Well I guess since I replied to a post I should at least introduce myself. I've been embarrassed to post because I don't seem to have the problems that some of you have and yet it wasn't that hard to get a diagnosis of limited sclero.

On my 30th birthday my husband took me to Mexico for vacation and while snorkling we noticed my hands changing colors and a tingling sensation as well, we thought that it was jellyfish stings but come to find out later that it was my first episode of Raynaud's. So my primary care physician pulled blood to look at my ANA and was positive and then referred me to a rheumatologist who determined that I had limited Sclero.

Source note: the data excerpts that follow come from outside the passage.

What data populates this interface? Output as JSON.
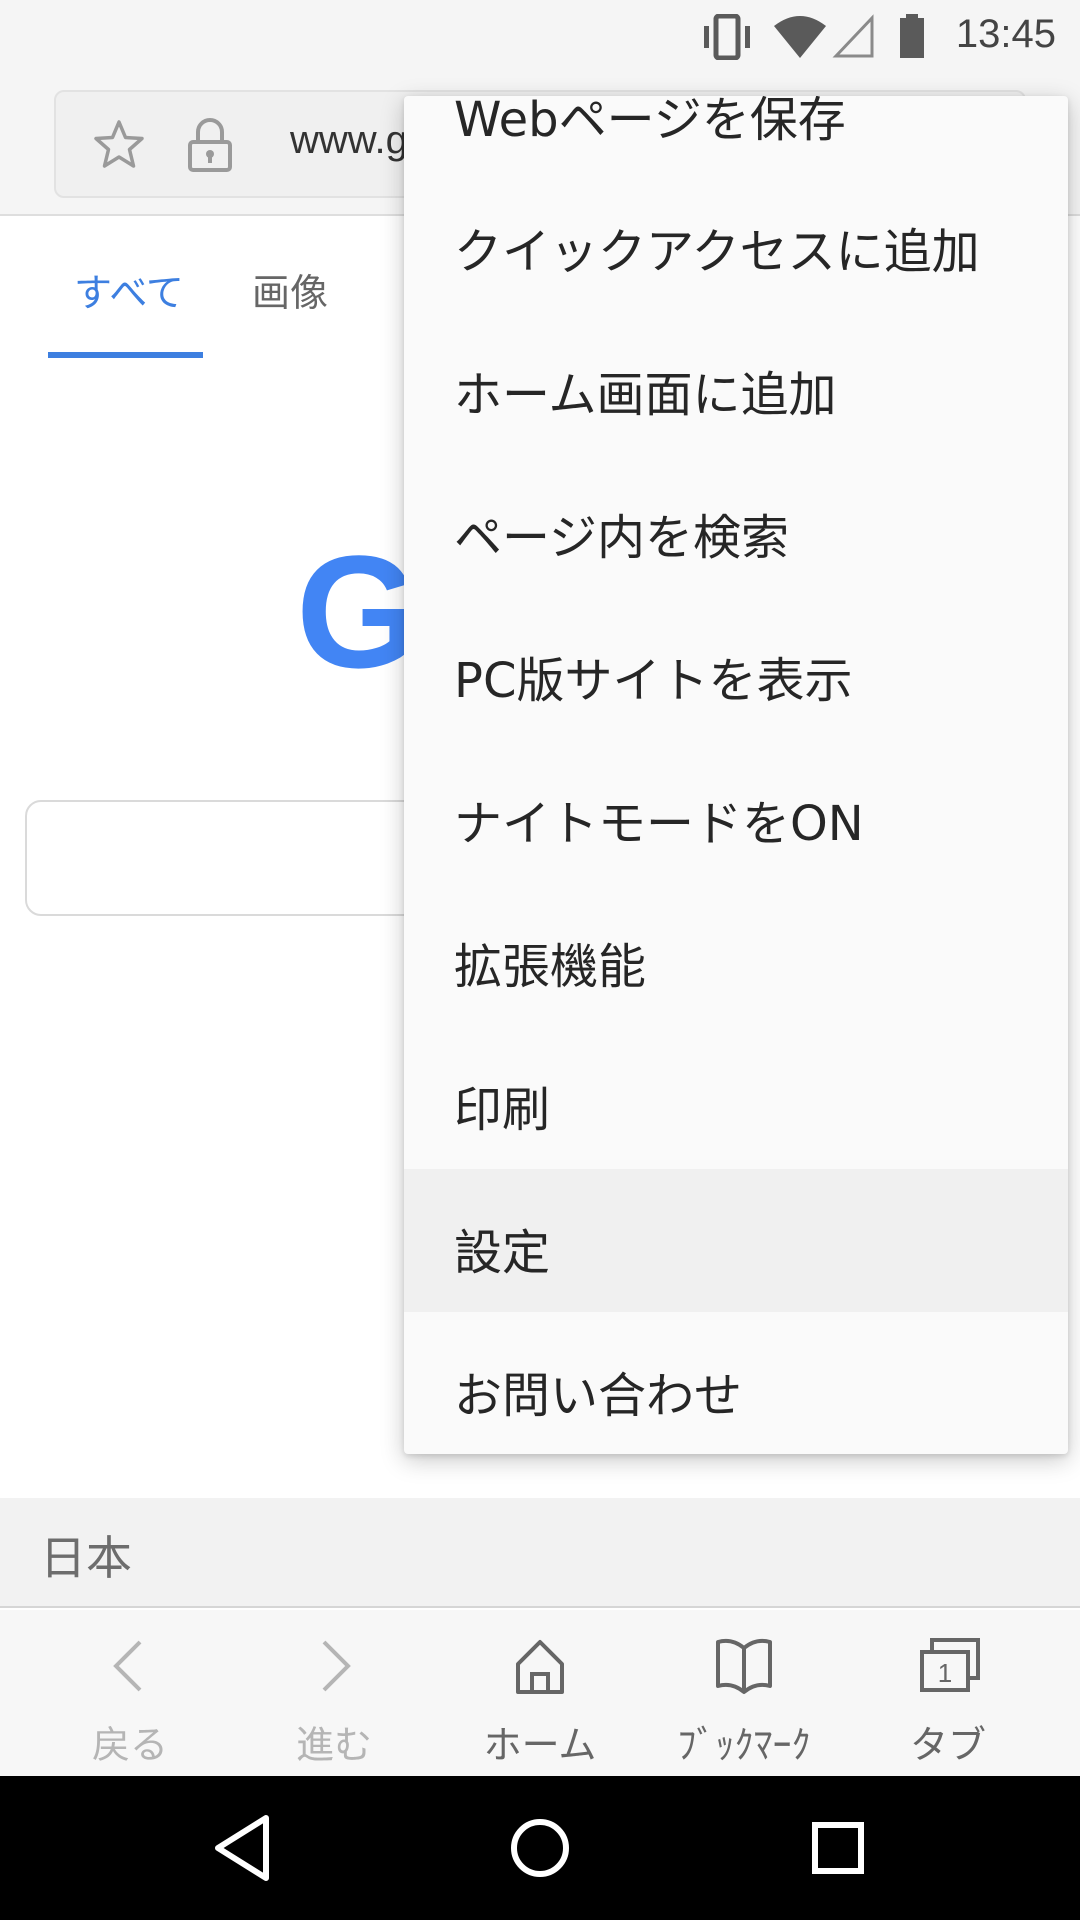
{
  "status_bar": {
    "time": "13:45",
    "icons": [
      "vibrate-icon",
      "wifi-icon",
      "signal-icon",
      "battery-icon"
    ]
  },
  "address_bar": {
    "url_visible": "www.g",
    "icons": [
      "star-icon",
      "lock-icon"
    ]
  },
  "search_tabs": [
    {
      "label": "すべて",
      "active": true
    },
    {
      "label": "画像",
      "active": false
    }
  ],
  "google_logo_visible": "G",
  "footer": {
    "country": "日本"
  },
  "menu": {
    "items": [
      {
        "label": "Webページを保存"
      },
      {
        "label": "クイックアクセスに追加"
      },
      {
        "label": "ホーム画面に追加"
      },
      {
        "label": "ページ内を検索"
      },
      {
        "label": "PC版サイトを表示"
      },
      {
        "label": "ナイトモードをON"
      },
      {
        "label": "拡張機能"
      },
      {
        "label": "印刷"
      },
      {
        "label": "設定",
        "highlighted": true
      },
      {
        "label": "お問い合わせ"
      }
    ]
  },
  "bottom_nav": [
    {
      "label": "戻る",
      "icon": "chevron-left-icon",
      "enabled": false
    },
    {
      "label": "進む",
      "icon": "chevron-right-icon",
      "enabled": false
    },
    {
      "label": "ホーム",
      "icon": "home-icon",
      "enabled": true
    },
    {
      "label": "ﾌﾞｯｸﾏｰｸ",
      "icon": "bookmark-icon",
      "enabled": true
    },
    {
      "label": "タブ",
      "icon": "tabs-icon",
      "enabled": true,
      "badge": "1"
    }
  ],
  "system_nav": [
    "back-triangle-icon",
    "home-circle-icon",
    "recents-square-icon"
  ],
  "colors": {
    "accent": "#3d7fe0",
    "google_blue": "#4285f4"
  }
}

I recently started having trouble with shortness of breath while exercising, and I exercise a lot, so I went to have a pulmonary function test (PFT) and it was determined that I have asthma. I also have had some trouble swallowing and will have some tests done for that in the near future, I forget the names of them, but the gastrointerologist (GI) I saw seems to think its a motility problem. I'm on Nifedipine for Raynaud's and Aciphex twice a day for the reflux but other than that I'm healthy and still running marathons and triathelons! I have noticed some muscle and joint soreness here recently but not sure if that's age or sclero.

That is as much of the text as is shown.